Scientists have developed micro-scale, liquid-metal particles that can be used for heat-free soldering and fabricating, repairing and processing of metals - all at room temperature.
The project started as a search for a way to stop liquid metal from returning to a solid - even below the metal's melting point.
This is called 'undercooling' and it has been widely studied for insights into metal structure and metal processing. However, it had been a challenge to produce large and stable quantities of undercooled metals.
Researchers from Iowa State University in the US thought if tiny droplets of liquid metal could be covered with a thin, uniform coating, they could form stable particles of undercooled liquid metal.
They experimented with a new technique that uses a high-speed rotary tool to sheer liquid metal into droplets within an acidic liquid.

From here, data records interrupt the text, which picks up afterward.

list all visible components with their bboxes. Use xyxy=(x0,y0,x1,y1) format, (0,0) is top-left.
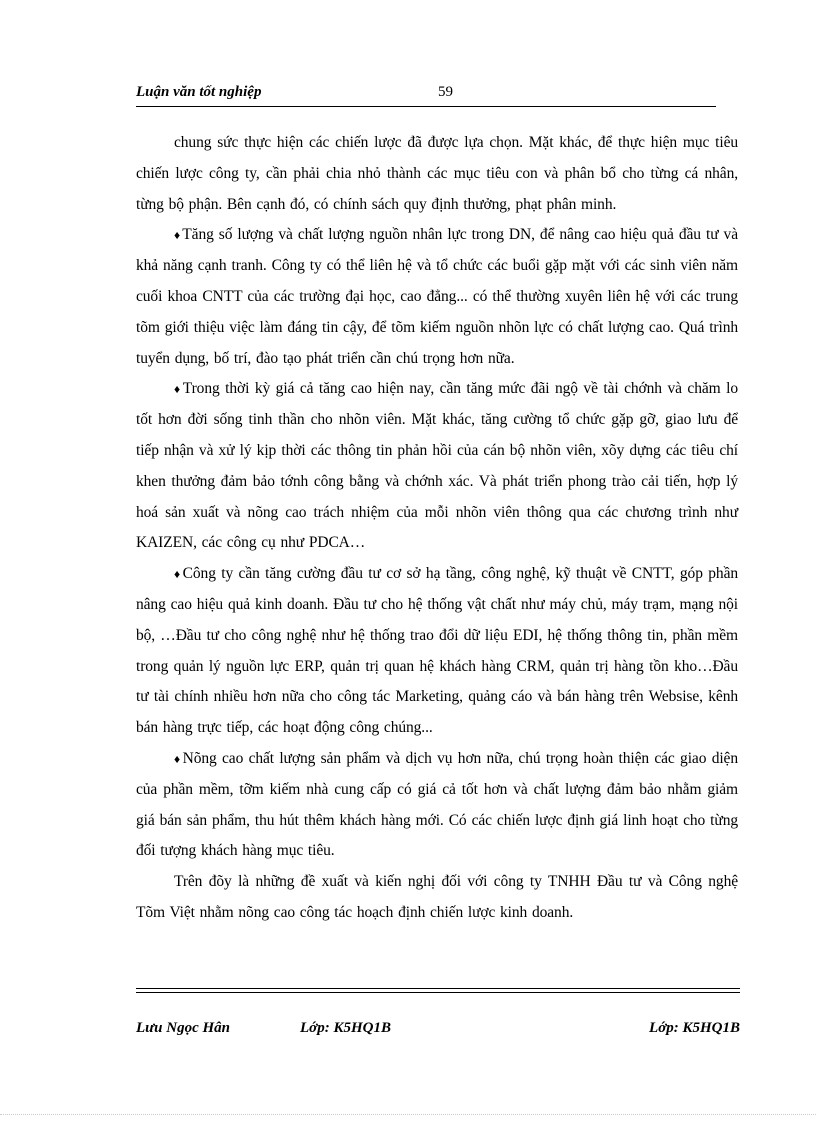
page-edge xyxy=(0,1114,816,1115)
document-title: Luận văn tốt nghiệp xyxy=(136,84,262,100)
paragraph-5 xyxy=(136,744,738,867)
paragraph-2 xyxy=(136,220,738,374)
paragraph-1 xyxy=(136,128,738,220)
footer-divider xyxy=(136,988,740,989)
paragraph-text: Nõng cao chất lượng sản phẩm và dịch vụ hơn nữa, chú trọng hoàn thiện các giao diện của phần mềm, tỡm kiếm nhà cung cấp có giá cả tốt hơn và chất lượng đảm bảo nhằm giảm giá bán sản phẩm, thu hút thêm khách hàng mới. Có các chiến lược định giá linh hoạt cho từng đối tượng khách hàng mục tiêu. xyxy=(136,749,738,860)
diamond-bullet-icon: ♦ xyxy=(174,382,181,397)
diamond-bullet-icon: ♦ xyxy=(174,228,181,243)
paragraph-3 xyxy=(136,374,738,559)
paragraph-text: Trong thời kỳ giá cả tăng cao hiện nay, cần tăng mức đãi ngộ về tài chớnh và chăm lo tốt hơn đời sống tinh thần cho nhõn viên. Mặt khác, tăng cường tổ chức gặp gỡ, giao lưu để tiếp nhận và xử lý kịp thời các thông tin phản hồi của cán bộ nhõn viên, xõy dựng các tiêu chí khen thưởng đảm bảo tớnh công bằng và chớnh xác. Và phát triển phong trào cải tiến, hợp lý hoá sản xuất và nõng cao trách nhiệm của mỗi nhõn viên thông qua các chương trình như KAIZEN, các công cụ như PDCA… xyxy=(136,380,738,552)
page-footer xyxy=(136,1020,740,1042)
paragraph-text: chung sức thực hiện các chiến lược đã được lựa chọn. Mặt khác, để thực hiện mục tiêu chiến lược công ty, cần phải chia nhỏ thành các mục tiêu con và phân bổ cho từng cá nhân, từng bộ phận. Bên cạnh đó, có chính sách quy định thưởng, phạt phân minh. xyxy=(136,134,738,213)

The particles were exposed to oxygen and then an oxidation layer was allowed to cover the particles, essentially creating a capsule containing the liquid metal. The layer was then polished until it was thin and smooth.
The researchers proved the concept by creating liquid-metal particles containing Field's metal (an alloy of bismuth, indium and tin) and particles containing an alloy of bismuth and tin.
The particles are 10 micrometres in diameter, about the size of a red blood cell.
"We wanted to make sure the metals don't turn into solids," said Martin Thuo, an assistant professor at Iowa State University.
"And so we engineered the surface of the particles so there is no pathway for liquid metal to turn to a solid. We've trapped it in a state it doesn't want to be in," said Thuo, who is also an associate of the US Department of Energy's Ames Laboratory.
Those liquid metal particles could have significant implications for manufacturing, researchers said.
"We demonstrated healing of damaged surfaces and soldering/joining of metals at room temperature without requiring high-tech instrumentation, complex material preparation or a high-temperature process," they said.
The research was published in the journal Scientific Reports.